Bundan 24 yıl sonra, yâni 1344 yılı Ekim ayının sonbaharında büyük bir Haçlı donanması İzmir’e baskın yaptı. Şehrin iç limanıyla bu limanı koruyan -o zamanki ismiyle- San Pietro kalesini ele geçirdiler.
Bu sırada, limanda bulunan Türk donanmasını da yaktılar.
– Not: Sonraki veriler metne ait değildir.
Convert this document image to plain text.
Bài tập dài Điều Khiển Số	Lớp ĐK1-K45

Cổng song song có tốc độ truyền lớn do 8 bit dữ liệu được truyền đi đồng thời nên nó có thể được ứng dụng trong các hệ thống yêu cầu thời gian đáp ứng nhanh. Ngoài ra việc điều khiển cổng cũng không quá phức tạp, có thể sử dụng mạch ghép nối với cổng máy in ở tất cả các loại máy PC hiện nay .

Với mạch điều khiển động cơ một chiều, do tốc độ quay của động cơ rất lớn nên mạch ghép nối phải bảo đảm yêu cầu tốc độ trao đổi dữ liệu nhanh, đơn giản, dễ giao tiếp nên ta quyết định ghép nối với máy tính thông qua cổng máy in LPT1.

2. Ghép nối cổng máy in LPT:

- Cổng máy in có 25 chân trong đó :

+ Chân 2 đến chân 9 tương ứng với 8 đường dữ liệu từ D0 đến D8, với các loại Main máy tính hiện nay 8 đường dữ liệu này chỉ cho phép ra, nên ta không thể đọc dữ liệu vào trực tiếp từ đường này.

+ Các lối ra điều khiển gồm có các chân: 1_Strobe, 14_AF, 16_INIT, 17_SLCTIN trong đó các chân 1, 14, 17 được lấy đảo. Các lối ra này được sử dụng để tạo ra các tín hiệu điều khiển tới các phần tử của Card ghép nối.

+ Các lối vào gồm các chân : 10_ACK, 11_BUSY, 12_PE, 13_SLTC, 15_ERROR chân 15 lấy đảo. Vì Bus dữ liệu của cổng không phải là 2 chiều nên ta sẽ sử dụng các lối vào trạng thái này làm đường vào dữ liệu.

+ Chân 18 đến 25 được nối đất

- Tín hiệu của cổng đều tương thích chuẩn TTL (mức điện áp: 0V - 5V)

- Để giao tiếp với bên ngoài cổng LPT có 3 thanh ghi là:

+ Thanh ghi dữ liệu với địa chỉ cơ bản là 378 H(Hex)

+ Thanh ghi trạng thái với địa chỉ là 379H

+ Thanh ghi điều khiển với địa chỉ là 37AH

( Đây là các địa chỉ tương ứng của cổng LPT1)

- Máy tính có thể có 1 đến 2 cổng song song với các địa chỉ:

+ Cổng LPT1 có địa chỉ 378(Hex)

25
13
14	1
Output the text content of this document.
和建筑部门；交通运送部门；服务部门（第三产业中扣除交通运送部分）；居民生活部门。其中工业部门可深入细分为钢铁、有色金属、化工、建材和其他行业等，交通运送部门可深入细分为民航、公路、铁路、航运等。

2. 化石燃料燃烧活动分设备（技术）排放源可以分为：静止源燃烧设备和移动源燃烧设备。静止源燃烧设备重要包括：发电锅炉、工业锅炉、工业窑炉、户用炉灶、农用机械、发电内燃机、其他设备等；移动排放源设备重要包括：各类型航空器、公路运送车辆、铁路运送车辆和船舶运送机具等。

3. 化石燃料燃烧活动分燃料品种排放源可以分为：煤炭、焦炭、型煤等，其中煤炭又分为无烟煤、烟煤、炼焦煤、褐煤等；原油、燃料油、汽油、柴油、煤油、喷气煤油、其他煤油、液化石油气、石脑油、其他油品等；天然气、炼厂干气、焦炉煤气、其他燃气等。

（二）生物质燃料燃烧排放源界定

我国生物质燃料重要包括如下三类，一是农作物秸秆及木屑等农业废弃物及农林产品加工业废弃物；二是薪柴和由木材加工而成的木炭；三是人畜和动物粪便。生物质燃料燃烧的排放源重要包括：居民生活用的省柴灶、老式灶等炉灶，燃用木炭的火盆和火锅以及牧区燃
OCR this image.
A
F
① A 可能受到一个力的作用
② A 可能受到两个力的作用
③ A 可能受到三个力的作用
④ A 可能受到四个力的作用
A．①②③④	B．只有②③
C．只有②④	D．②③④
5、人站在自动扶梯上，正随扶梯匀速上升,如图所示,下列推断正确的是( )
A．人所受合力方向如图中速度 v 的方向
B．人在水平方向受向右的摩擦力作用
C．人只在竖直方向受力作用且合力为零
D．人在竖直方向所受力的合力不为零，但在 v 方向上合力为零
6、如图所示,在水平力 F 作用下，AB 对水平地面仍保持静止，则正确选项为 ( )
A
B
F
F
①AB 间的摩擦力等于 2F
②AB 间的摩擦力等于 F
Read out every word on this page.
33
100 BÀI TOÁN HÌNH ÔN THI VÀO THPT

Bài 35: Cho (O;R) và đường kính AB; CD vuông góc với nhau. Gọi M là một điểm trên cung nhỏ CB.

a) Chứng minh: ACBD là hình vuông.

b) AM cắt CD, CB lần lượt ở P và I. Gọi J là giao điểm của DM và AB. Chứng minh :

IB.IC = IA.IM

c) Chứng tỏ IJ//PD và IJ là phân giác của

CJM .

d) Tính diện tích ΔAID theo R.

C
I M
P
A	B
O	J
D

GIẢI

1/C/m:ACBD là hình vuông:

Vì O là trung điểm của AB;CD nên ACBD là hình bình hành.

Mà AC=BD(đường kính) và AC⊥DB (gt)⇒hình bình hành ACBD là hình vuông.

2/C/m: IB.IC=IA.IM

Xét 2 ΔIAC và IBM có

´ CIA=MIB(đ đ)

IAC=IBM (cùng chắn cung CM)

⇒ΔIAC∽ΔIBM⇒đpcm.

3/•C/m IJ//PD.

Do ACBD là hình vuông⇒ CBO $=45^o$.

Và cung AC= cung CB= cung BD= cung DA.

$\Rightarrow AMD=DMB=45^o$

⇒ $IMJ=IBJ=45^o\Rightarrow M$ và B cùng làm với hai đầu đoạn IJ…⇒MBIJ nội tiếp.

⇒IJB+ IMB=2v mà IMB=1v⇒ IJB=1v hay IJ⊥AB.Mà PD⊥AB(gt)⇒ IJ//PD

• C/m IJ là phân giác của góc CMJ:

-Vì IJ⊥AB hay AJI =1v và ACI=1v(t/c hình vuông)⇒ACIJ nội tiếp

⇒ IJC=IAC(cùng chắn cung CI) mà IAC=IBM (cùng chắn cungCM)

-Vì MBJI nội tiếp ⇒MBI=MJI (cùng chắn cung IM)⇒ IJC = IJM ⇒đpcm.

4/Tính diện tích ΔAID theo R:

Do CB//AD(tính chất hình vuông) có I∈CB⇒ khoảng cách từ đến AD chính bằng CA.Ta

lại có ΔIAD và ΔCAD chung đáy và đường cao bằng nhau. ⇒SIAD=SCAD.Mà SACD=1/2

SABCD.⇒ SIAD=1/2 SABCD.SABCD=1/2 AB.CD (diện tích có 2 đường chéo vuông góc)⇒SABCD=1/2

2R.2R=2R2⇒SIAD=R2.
San Pietro Hisarı’na Aydınoğulları
”Aşağıkale” diyorlardı ve çok iyi korunan ”Aşağıkale” bütün uğraşmalara, sayısız şehit vermelere rağmen bir türlü ele geçirilemedi. 59 yıl süreyle Rodos Şövalyelerinin elinde kalan bu kaleyi düşürmek isteyen Gâzî Umur Bey de cenk sırasında şehit oldu…
Çünkü son derece stratejik bir yerdi ve buraya hâkim olan, şehrin liman kısmına da hâkim demekti.
Liman ise, şehrin can damarı durumundaydı.
İşte, 59 yıl boyunca Müslüman Türkler’in bir ”kızılelma” olarak gördüğü ve Rodos Şövalyelerinin, yâni halkın diliyle ”gâvur” ların elinde kalması sebebiyle İzmir’in o bölgesi Türkler tarafından hep ”Gâvur İzmir” olarak isimlendirildi.
Ankara Savaşı sonrasında Timur’un Aşağıkale’de taş taş üstüne bırakmamasının ardından Aydınoğlu Cüneyt Bey 1415’te İzmir’i “yekvücût” hâle getirmeyi başardı.
Ancak “gâvur İzmir” sözü, seviyesiz ve Türk Târihi’ni bilmeyen bir “güruh”un bomboş beyninde Yunanlıya hizmet eden mîras olarak kaldı.